Spotlight: GLOA 400 Global Affairs Capstone: Justice & the Global Environment, Spring 2023

In GLOA 400, students draw from interdisciplinary core and concentration coursework in order to synthesize, compare and consolidate the various approaches and theories explored throughout the major through a focus on a pressing global issue.

Additionally, the course is designed to further develop research, writing, presentation, and organizational skills.

Students

In this section of GLOA 400 (cross-listed as INTS 475), students consider how power asymmetries and entrenched political, social, and economic forces can both produce contemporary global environmental challenges, from the climate and extinction crises to conflicts over extraction and energy transitions, and undermine solutions to them. 

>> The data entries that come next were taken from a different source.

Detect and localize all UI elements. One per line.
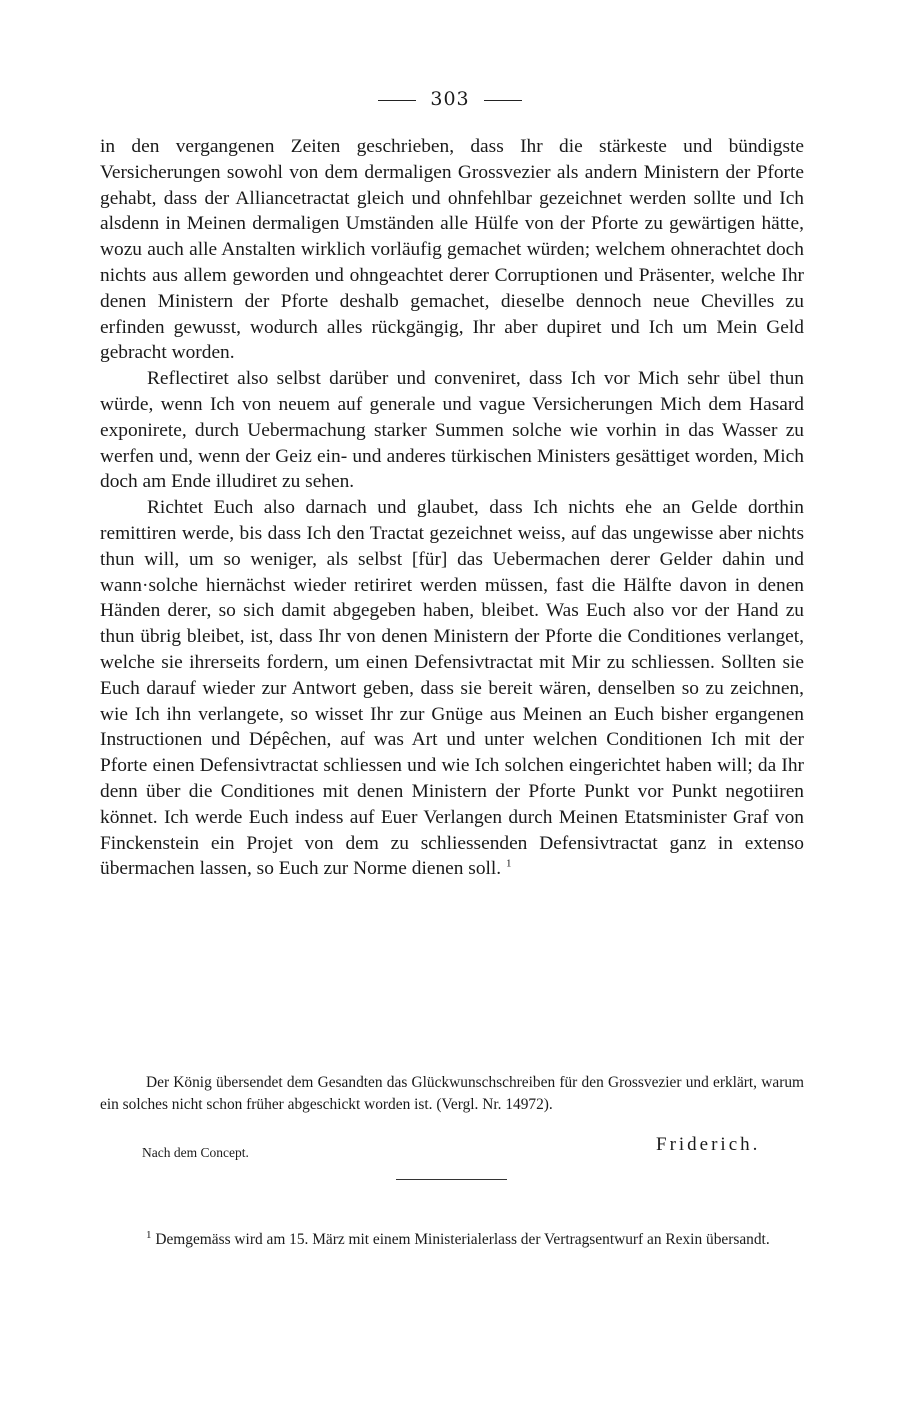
source-note: Nach dem Concept.: [142, 1145, 249, 1160]
paragraph-2: Reflectiret also selbst darüber und conveniret, dass Ich vor Mich sehr übel thun würde, wenn Ich von neuem auf generale und vague Versicherungen Mich dem Hasard exponirete, durch Uebermachung starker Summen solche wie vorhin in das Wasser zu werfen und, wenn der Geiz ein- und anderes türkischen Ministers gesättiget worden, Mich doch am Ende illudiret zu sehen.: [100, 368, 804, 493]
header-rule-right: [484, 100, 522, 101]
paragraph-3: [100, 495, 804, 882]
page-number: 303: [430, 88, 470, 110]
footnote: [100, 1229, 804, 1251]
editorial-summary: Der König übersendet dem Gesandten das Glückwunschschreiben für den Grossvezier und erklärt, warum ein solches nicht schon früher abgeschickt worden ist. (Vergl. Nr. 14972).: [100, 1074, 804, 1113]
signature: Friderich.: [656, 1134, 761, 1155]
footnote-reference: 1: [506, 857, 512, 870]
page-header: [0, 88, 900, 110]
letter-body: [100, 134, 804, 882]
footnote-text: Demgemäss wird am 15. März mit einem Ministerialerlass der Vertragsentwurf an Rexin übersandt.: [155, 1231, 770, 1248]
paragraph-3-text: Richtet Euch also darnach und glaubet, dass Ich nichts ehe an Gelde dorthin remittiren werde, bis dass Ich den Tractat gezeichnet weiss, auf das ungewisse aber nichts thun will, um so weniger, als selbst [für] das Uebermachen derer Gelder dahin und wann·solche hiernächst wieder retiriret werden müssen, fast die Hälfte davon in denen Händen derer, so sich damit abgegeben haben, bleibet. Was Euch also vor der Hand zu thun übrig bleibet, ist, dass Ihr von denen Ministern der Pforte die Conditiones verlanget, welche sie ihrerseits fordern, um einen Defensivtractat mit Mir zu schliessen. Sollten sie Euch darauf wieder zur Antwort geben, dass sie bereit wären, denselben so zu zeichnen, wie Ich ihn verlangete, so wisset Ihr zur Gnüge aus Meinen an Euch bisher ergangenen Instructionen und Dépêchen, auf was Art und unter welchen Conditionen Ich mit der Pforte einen Defensivtractat schliessen und wie Ich solchen eingerichtet haben will; da Ihr denn über die Conditiones mit denen Ministern der Pforte Punkt vor Punkt negotiiren könnet. Ich werde Euch indess auf Euer Verlangen durch Meinen Etatsminister Graf von Finckenstein ein Projet von dem zu schliessenden Defensivtractat ganz in extenso übermachen lassen, so Euch zur Norme dienen soll.: [100, 497, 804, 880]
footnote-divider: [396, 1179, 507, 1180]
header-rule-left: [378, 100, 416, 101]
footnote-marker: 1: [146, 1228, 152, 1241]
paragraph-1: in den vergangenen Zeiten geschrieben, dass Ihr die stärkeste und bündigste Versicherungen sowohl von dem dermaligen Grossvezier als andern Ministern der Pforte gehabt, dass der Alliancetractat gleich und ohnfehlbar gezeichnet werden sollte und Ich alsdenn in Meinen dermaligen Umständen alle Hülfe von der Pforte zu gewärtigen hätte, wozu auch alle Anstalten wirklich vorläufig gemachet würden; welchem ohnerachtet doch nichts aus allem geworden und ohngeachtet derer Corruptionen und Präsenter, welche Ihr denen Ministern der Pforte deshalb gemachet, dieselbe dennoch neue Chevilles zu erfinden gewusst, wodurch alles rückgängig, Ihr aber dupiret und Ich um Mein Geld gebracht worden.: [100, 136, 804, 364]
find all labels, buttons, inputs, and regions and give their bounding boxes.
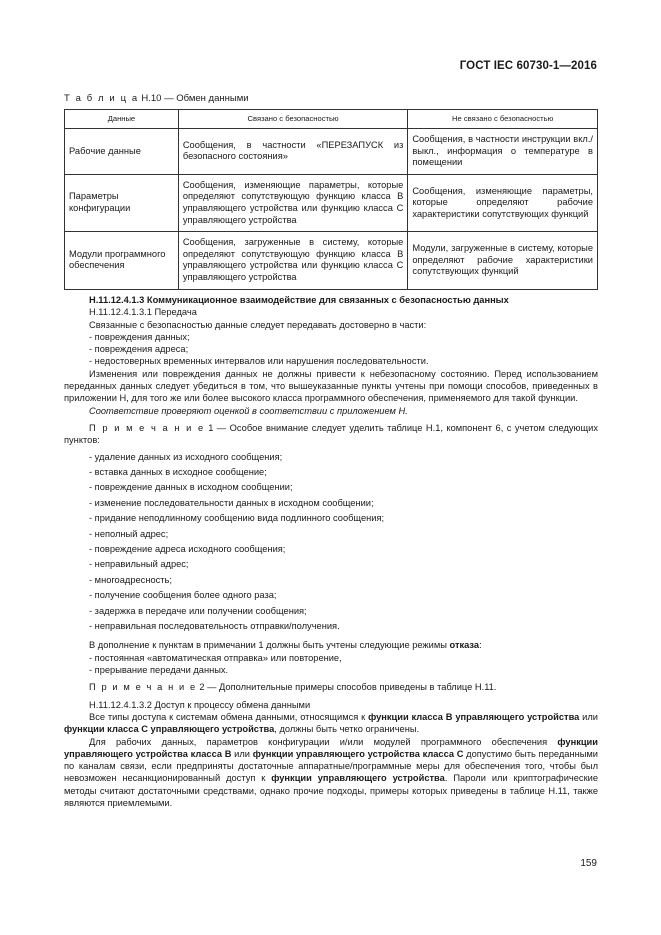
subsection-access: H.11.12.4.1.3.2 Доступ к процессу обмена данными — [89, 699, 311, 710]
note-1 — [64, 422, 598, 447]
table-row — [65, 174, 598, 231]
section-title: H.11.12.4.1.3 Коммуникационное взаимодействие для связанных с безопасностью данных — [89, 295, 509, 305]
access-paragraph-2 — [64, 736, 598, 810]
table-caption-text: Н.10 — Обмен данными — [138, 93, 249, 104]
table-cell-safety: Сообщения, изменяющие параметры, которые определяют сопутствующую функцию класса В управляющего устройства или функцию класса С управляющего устройства — [178, 174, 408, 231]
table-caption-label: Т а б л и ц а — [64, 93, 139, 104]
access-p2-bold: функции управляющего устройства — [271, 773, 445, 784]
list-item: - многоадресность; — [89, 574, 172, 585]
failure-modes-intro-text: В дополнение к пунктам в примечании 1 должны быть учтены следующие режимы — [89, 640, 450, 651]
list-item: - прерывание передачи данных. — [89, 665, 229, 676]
list-item: - неполный адрес; — [89, 528, 169, 539]
access-p2-text: допустимо быть переданными по каналам связи, если предприняты достаточные аппаратные/программные меры для обеспечения того, чтобы был невозможен несанкционированный доступ к — [64, 748, 598, 784]
list-item: - повреждения данных; — [89, 331, 190, 342]
list-item: - неправильная последовательность отправки/получения. — [89, 621, 340, 632]
table-row — [65, 232, 598, 289]
table-cell-data: Модули программного обеспечения — [65, 232, 179, 289]
list-item: - придание неподлинному сообщению вида подлинного сообщения; — [89, 513, 385, 524]
table-cell-non-safety: Модули, загруженные в систему, которые определяют рабочие характеристики сопутствующих функций — [408, 232, 598, 289]
access-p2-text: или — [231, 748, 253, 759]
failure-modes-colon: : — [479, 640, 482, 651]
changes-paragraph: Изменения или повреждения данных не должны привести к небезопасному состоянию. Перед использованием переданных данных следует убедиться в том, что вышеуказанные пункты учтены при помощи способов, приведенных в приложении Н, для того же или более высокого класса программного обеспечения, применяемого для такой функции. — [64, 368, 598, 404]
table-cell-non-safety: Сообщения, изменяющие параметры, которые определяют рабочие характеристики сопутствующих функций — [408, 174, 598, 231]
col-header-data: Данные — [65, 110, 179, 129]
access-p1-bold: функции класса С управляющего устройства — [64, 724, 275, 735]
table-cell-safety: Сообщения, в частности «ПЕРЕЗАПУСК из безопасного состояния» — [178, 129, 408, 175]
access-p2-bold: функции управляющего устройства класса В — [64, 736, 598, 759]
subsection-transfer: H.11.12.4.1.3.1 Передача — [89, 307, 197, 318]
access-p2-text: . Пароли или криптографические методы считают достаточными средствами, однако прочие подходы, примеры которых приведены в таблице Н.11, также являются приемлемыми. — [64, 773, 598, 808]
note-1-label: П р и м е ч а н и е — [89, 422, 205, 433]
data-exchange-table — [64, 109, 598, 290]
note-2-text: 2 — Дополнительные примеры способов приведены в таблице Н.11. — [196, 682, 497, 693]
list-item: - удаление данных из исходного сообщения; — [89, 451, 283, 462]
note-2 — [64, 681, 598, 693]
table-cell-safety: Сообщения, загруженные в систему, которые определяют сопутствующую функцию класса В управляющего устройства или функцию класса С управляющего устройства — [178, 232, 408, 289]
standard-code: ГОСТ IEC 60730-1—2016 — [459, 60, 597, 72]
list-item: - неправильный адрес; — [89, 559, 189, 570]
access-p1-bold: функции класса В управляющего устройства — [368, 711, 580, 722]
table-cell-data: Параметры конфигурации — [65, 174, 179, 231]
access-p1-text: Все типы доступа к системам обмена данными, относящимся к — [89, 711, 369, 722]
list-item: - вставка данных в исходное сообщение; — [89, 466, 267, 477]
list-item: - постоянная «автоматическая отправка» или повторение, — [89, 652, 342, 663]
table-caption — [64, 93, 249, 104]
col-header-non-safety: Не связано с безопасностью — [408, 110, 598, 129]
compliance-statement: Соответствие проверяют оценкой в соответствии с приложением Н. — [89, 405, 408, 416]
list-item: - задержка в передаче или получении сообщения; — [89, 605, 307, 616]
access-p2-text: Для рабочих данных, параметров конфигурации и/или модулей программного обеспечения — [89, 736, 558, 747]
note-1-list — [64, 450, 598, 635]
table-cell-data: Рабочие данные — [65, 129, 179, 175]
table-cell-non-safety: Сообщения, в частности инструкции вкл./выкл., информация о температуре в помещении — [408, 129, 598, 175]
section-body — [64, 294, 598, 809]
list-item: - повреждение адреса исходного сообщения; — [89, 544, 286, 554]
access-p1-text: , должны быть четко ограничены. — [274, 724, 420, 735]
table-header-row — [65, 110, 598, 129]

Considering race, ethnicity, class, nationality, and gender, in particular, students in the class analyze how environmental injustices emerge and persist as well as how we might overcome that across scales.

Especially through the semester’s primary assignment – a group-based, policy-oriented project on a specific environmental issue of their choice, students develop subject-matter expertise and produce original reports that directly address pressing global challenges.

Portrait In the Spring 2023 semester, GLOA 400 is taught by Professor Laura Aileen Sauls on Tuesday evenings in Horizon Hall. 

Professor Sauls focuses on the global environment. Her research draws on political ecology and critical development studies to examine how resource-governing institutions change in the context of global environmental crises and political economic shifts.

Her most recent projects explore how emerging remote sensing and near-earth observation technologies intersect with ongoing land rights struggles and governance arrangements.